In her next breath, Kim tells us that many of her songs are about her family. Well from her first song we could guess she knows about family life. She tells us she has a husband and 2 girls ages 12 and 14. And she loves being a mother of teens. But when one daughter started dating, she wrote a reality song
Once Upon A Time – a song that says “life will be what we make of it, maybe. There are no guarantees”
The Dress Code Song – high politics for those in high school. This song gets the most laughs – and we in the audience are singing the very ironic chorus with gusto “Three cheers for the dress code. Three cheers?”
The God Game – “they can do as they like as long as they do it in his name” - again high irony
The Strong Woman Song – “buckle up and view me as I am”
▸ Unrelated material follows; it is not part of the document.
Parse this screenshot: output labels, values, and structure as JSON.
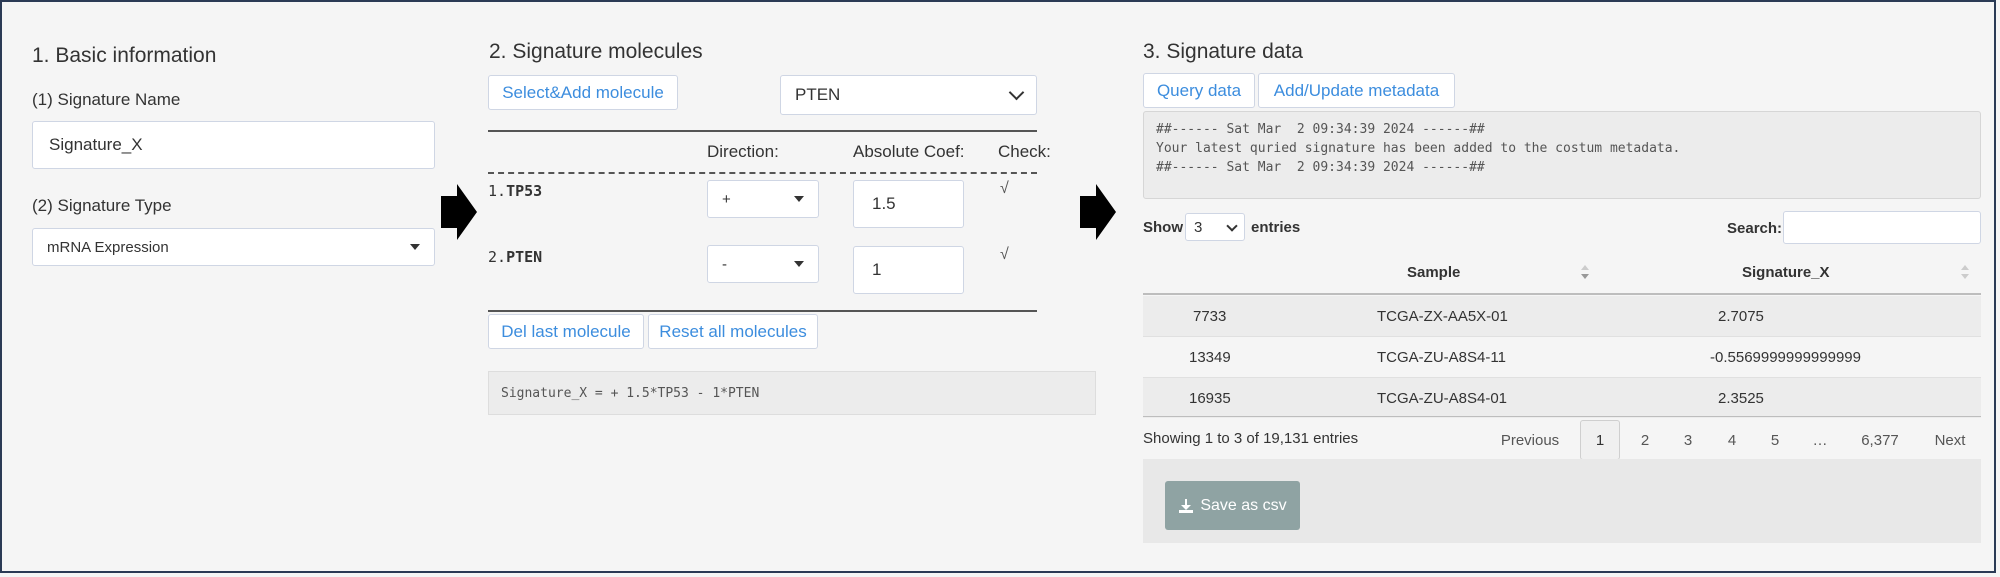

Rachel Cross adds percussion on the drum for the White Girl Rap Song – “If only the White House was run by a dame, we’d have a different view from our window pane”
Kim’s amazing songs continue. One song is for deep breathing, for using the breath to get perpetually high. Another song celebrates Harry Potter and talks about what he carries in his heart. In a darker view there are people with Borderline Minds, whose minds meet borders and get stuck; they can’t get across and see outside their own rigid lines. Let’s hope that Kim gets many more working “vacations” in Maryland.
I’ve found recently that there are some uppity Southern women who have a lot to say. Southern women who think. That reminds me of a new friend, Kent Anderson Leslie, a Southern academic I just met and admire,. Her book is titled, Woman of Color, Daughter of Privilege, Amanda America Dickson, 1849-1893. (There was also a TV movie, A House Divided).
Southerner artists. So many now are now exploring the negative impact of slavery and segregation on whites. A few weeks ago I heard Michel Bowers sing his song Selma. Michael uses the word shame. And Pierce Pettis has the incredible song, Legacy. Greg Greenway (a renegade Southern) too has several eloquent songs about the South and why he left it.
But I digress.
There is a break and another great act
Next is Tinsmith, at trio. Each member is an extraordinary musician, and togher they share their unique Celtic interpretations. Tinsmith members, Brooke Parkhurst and Rowan Corbett, have a very new band member, Avril Smith, who is also a key player in the powerful all woman band Zeala.
This is Avril’s 2nd gig with Tinsmith (not counting the lst one at a noisy bar). The reconstituted trio will be doing a new album soon.
This music is sort of Celtic. Tinsmith’s web site says “Traditional Celtic collides with American Folk/Rock…Hard”! I am not very familiar with Celtic music so I don’t know most of the song titles. The sound is luscious though.
An instrumental piece combines the penny whistle, guitar and Avril’s mandolin. Brooke Parkhurst “plays a mean banjo”, to quote my husband. Rowan Corbett adds tremendous energy with his guitar, drum like instrument and the bones. Avril and Brooke play guitar too, but also, well it is a long list. As Avril says, “we’re still the band with too many instruments”.
Brooke teases that Avril doesn’t like it when they play songs in D all the time. All the instruments are great harmony with these craftsmen like musicians. The energy is high and we in the audience are fully engaged.
The pieces with words have the Traditional Celtic kind of tragic love tales. Several times the audience sings along to a sailor kind of tune. This is a group to see again and again.
I talk to several folks at this concert about the Six Points Music Festival that was mentioned in a Washington Post article today. Sponsored by the Arlington Music Scene , this is more than singer-songwriter music, it includes many genres. Still what a dynamic concept - music of all kinds every night for a week at venues in one concentrated geographic area! And a musical community which is fairly sophisticated about getting the word out. They have a prominent article in the Washington Post. And article cites their blog!